Your sympathy may well be misplaced. Before we got married my partner had a passionate fling with someone which he concealed from me (not very well, I pretty much suspected). In the end, he 'confessed' and I was furious. Not about the fling but the confession which was done purely to relieve his guilt - it was not done for my benefit at all. Also, what really irritated me was that at about that time (I too had had a little flirtation, very modest) he had become all preachy about people making excuses for cheating. I remember thinking: what the hell is he going on about,? It was only years later that I realised it was all projection and to do with his own guilt - hypocritical twat!! Still, we went on to get married and as far as I am aware he didn't give me the clap. It was 25 years ago so I guess I would know by now.

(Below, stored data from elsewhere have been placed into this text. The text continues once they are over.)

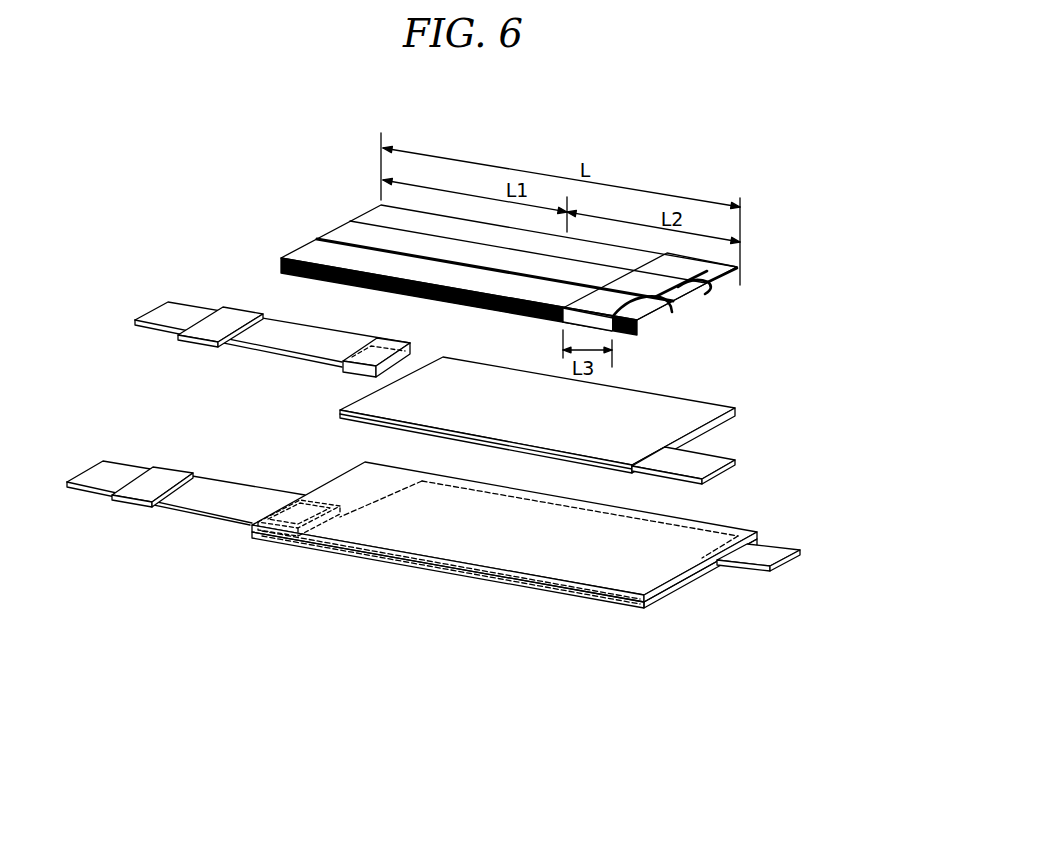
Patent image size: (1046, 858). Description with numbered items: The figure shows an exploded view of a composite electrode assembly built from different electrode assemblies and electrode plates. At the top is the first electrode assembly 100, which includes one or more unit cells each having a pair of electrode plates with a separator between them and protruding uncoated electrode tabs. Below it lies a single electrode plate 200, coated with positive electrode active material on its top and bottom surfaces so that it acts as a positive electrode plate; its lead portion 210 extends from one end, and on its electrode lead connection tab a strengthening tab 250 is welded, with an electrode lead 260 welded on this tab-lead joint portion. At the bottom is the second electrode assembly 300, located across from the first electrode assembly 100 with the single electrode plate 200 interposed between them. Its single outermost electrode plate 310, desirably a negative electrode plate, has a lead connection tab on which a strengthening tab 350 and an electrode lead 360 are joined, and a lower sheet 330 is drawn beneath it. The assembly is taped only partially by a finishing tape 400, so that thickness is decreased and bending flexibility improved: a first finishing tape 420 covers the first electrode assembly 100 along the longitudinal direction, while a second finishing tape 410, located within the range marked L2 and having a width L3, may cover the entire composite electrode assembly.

The first electrode assembly 100 is at (348, 194).
The finishing tape 400 is at (714, 296).
The second finishing tape 410 is at (596, 275).
The first finishing tape 420 is at (667, 270).
The single electrode plate 200 is at (322, 403).
The first protection member extension 210 is at (657, 408).
The strengthening tab 250 is at (358, 353).
The electrode lead 260 is at (161, 310).
The second electrode assembly 300 is at (294, 564).
The single outermost electrode plate 310 is at (672, 540).
The lower sheet 330 is at (685, 585).
The strengthening tab 350 is at (313, 503).
The electrode lead 360 is at (92, 468).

OP - what are you hoping to achieve by your 'confession'? If you were a catholic you could in all good conscience go to your priest who would forgive you in the eyes of god. If you are not, then maybe go to a counsellor. You seem to have got your knickers in a right old twist - proably wasn't even great in bed either, was he this bloke?

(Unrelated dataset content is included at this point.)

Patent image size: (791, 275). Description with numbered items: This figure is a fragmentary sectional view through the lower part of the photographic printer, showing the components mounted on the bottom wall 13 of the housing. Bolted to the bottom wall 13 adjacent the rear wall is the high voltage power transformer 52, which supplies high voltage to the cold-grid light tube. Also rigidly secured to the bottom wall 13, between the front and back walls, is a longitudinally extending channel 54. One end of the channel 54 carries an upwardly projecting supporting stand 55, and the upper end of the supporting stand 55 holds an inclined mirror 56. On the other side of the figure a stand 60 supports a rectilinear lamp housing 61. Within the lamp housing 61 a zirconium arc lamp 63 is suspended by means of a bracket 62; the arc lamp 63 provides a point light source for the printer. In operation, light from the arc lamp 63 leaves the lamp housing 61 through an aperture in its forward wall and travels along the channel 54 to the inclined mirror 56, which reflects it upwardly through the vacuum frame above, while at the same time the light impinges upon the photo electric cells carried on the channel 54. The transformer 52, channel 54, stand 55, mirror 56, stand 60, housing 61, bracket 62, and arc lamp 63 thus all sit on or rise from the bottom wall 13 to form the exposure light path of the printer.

heleninahandcart · 06/09/2011 10:34

OP your situation is different from the other post from a man which has been referred to here. That is why the advice he got is different, it is not because he is a man.

He says he does not think he loves his wife
He says he loves the OW
It was OW that finished it, she does not sounds that keen
The other poster has told 3 people and his mother so his DW is likely to find out and also feel betrayed that other people know
The other poster IMO does not appear to have taken responsibility, he is not looking too why he had his affair. If the OW had not finished it, he would already have left his DW for OW.

You OP, know it was a mistake
You love your DH
You want, above all else to move on from your mistake
You have taken responsibility for it
If you deal with your issues you will hopefully make sure you never do this again
If you keep your own counsel, your DH will not be subjected to the humiliation and double betrayal of finding out other people knew.